I said in Websites as a catalyst for personal relationships that I think the personal web is designed and destined to be a two-way street. But that was more of statement of the social than of technical nature of the medium.

By its design the web decouples sender and receiver with regard to location and time. The author of a website shouts into the void of the ether. The reader of a website can remain in obsurity. They may choose to stay but a line in a server log. In any meaningful sense, a bidirectional communication can only be established by the reader of a website.

Therefore a Contact page is created to aid and facilitate the establishment of feedback and meaningful conversations. A Contact page communicates at least one medium by which the author of a website intends to receive messages. It must be a reasonable assumption that the chosen medium is accessible to many of their readers. It certainly is not limited to one channels. Email adress, a contact form or a list of handles on preferred social websites are some (non-exhaustive) examples. What ever the preferred channel of the websites author might be, the Contact page makes it explicit and prominently linked.
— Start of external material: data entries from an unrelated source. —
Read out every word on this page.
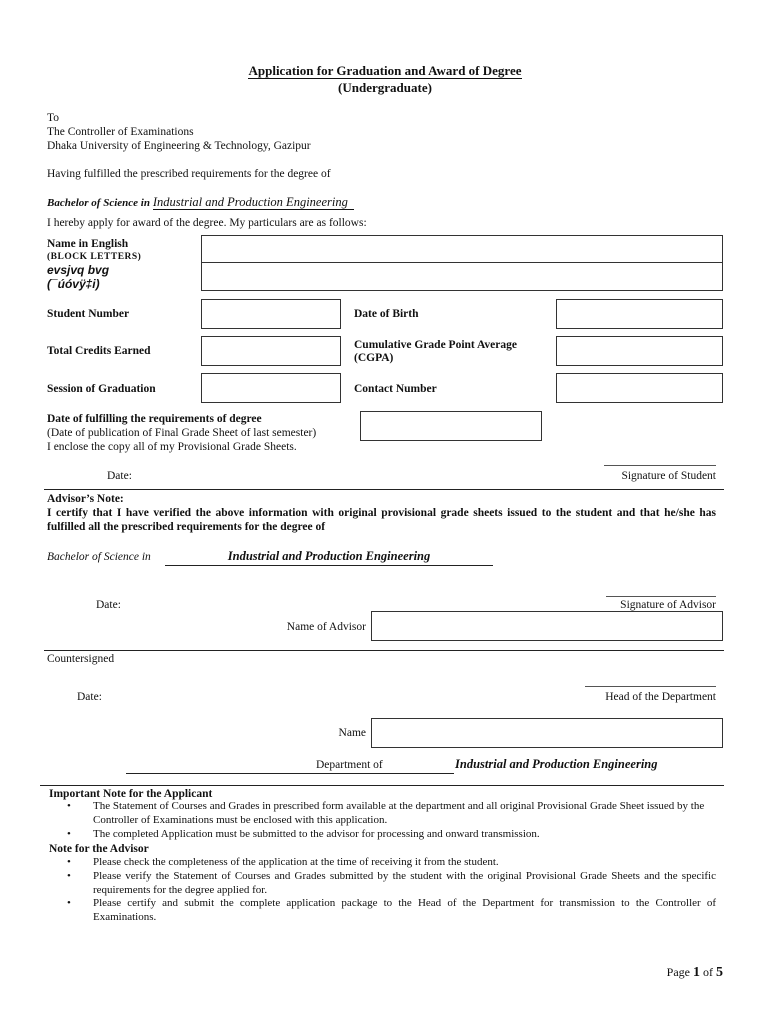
Application for Graduation and Award of Degree
(Undergraduate)
To
The Controller of Examinations
Dhaka University of Engineering & Technology, Gazipur
Having fulfilled the prescribed requirements for the degree of
Bachelor of Science in Industrial and Production Engineering
I hereby apply for award of the degree. My particulars are as follows:
Name in English
(BLOCK LETTERS)
evsjvq bvg
(¯úóvÿ‡i)
Student Number	Date of Birth
Total Credits Earned	Cumulative Grade Point Average
(CGPA)
Session of Graduation	Contact Number
Date of fulfilling the requirements of degree
(Date of publication of Final Grade Sheet of last semester)
I enclose the copy all of my Provisional Grade Sheets.
Date:	Signature of Student
Advisor’s Note:
I certify that I have verified the above information with original provisional grade sheets issued to the student and that he/she has fulfilled all the prescribed requirements for the degree of
Bachelor of Science in	Industrial and Production Engineering
Date:	Signature of Advisor
Name of Advisor
Countersigned
Date:	Head of the Department
Name
Department of	Industrial and Production Engineering
Important Note for the Applicant
• The Statement of Courses and Grades in prescribed form available at the department and all original Provisional Grade Sheet issued by the Controller of Examinations must be enclosed with this application.
• The completed Application must be submitted to the advisor for processing and onward transmission.
Note for the Advisor
• Please check the completeness of the application at the time of receiving it from the student.
• Please verify the Statement of Courses and Grades submitted by the student with the original Provisional Grade Sheets and the specific requirements for the degree applied for.
• Please certify and submit the complete application package to the Head of the Department for transmission to the Controller of Examinations.
Page 1 of 5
Thereby it provides an affordance to make the public writing a starting point for a private dialog, which in turn might become the seed of a meaningful interpersonal relationship.
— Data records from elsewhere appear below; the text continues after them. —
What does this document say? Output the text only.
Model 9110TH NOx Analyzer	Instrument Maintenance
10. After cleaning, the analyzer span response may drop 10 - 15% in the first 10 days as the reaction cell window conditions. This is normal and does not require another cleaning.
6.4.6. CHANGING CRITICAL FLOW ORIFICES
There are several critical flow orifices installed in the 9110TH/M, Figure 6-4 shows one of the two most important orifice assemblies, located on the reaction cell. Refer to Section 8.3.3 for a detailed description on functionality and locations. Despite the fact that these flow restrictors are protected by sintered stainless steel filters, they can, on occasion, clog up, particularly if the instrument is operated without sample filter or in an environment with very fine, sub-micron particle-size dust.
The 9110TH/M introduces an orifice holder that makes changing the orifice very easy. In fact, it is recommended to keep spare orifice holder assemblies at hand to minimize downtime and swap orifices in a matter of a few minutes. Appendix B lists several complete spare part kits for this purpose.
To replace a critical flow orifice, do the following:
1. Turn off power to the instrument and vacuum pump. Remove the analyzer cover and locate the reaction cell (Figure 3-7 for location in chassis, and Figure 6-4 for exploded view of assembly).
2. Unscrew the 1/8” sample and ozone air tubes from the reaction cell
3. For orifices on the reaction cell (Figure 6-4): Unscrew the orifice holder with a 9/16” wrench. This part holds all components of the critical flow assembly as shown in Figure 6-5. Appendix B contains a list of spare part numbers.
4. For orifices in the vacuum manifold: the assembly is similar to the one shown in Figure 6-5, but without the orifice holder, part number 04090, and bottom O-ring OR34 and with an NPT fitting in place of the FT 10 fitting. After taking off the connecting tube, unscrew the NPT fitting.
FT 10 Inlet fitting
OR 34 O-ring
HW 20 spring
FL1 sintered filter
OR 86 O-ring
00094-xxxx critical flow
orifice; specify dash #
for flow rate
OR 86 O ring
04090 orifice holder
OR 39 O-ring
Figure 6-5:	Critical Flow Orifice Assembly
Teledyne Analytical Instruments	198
One particular special case or enhancement of a generic contact page pattern might take the form of a Standing Invitation. This is a format that was to my knowledge pioneered by Patrick McKenzie to explicitly encourage cold emails from potentially shy readers. Quite a few people have followed suit, for example: Hillel Wayne, Lars Hupel, Trevor McKendrick, Kai Davis, Adam Hawkins, Bill Tribble, Matthew Palmer, Chris Paika and Andrea Della Corte.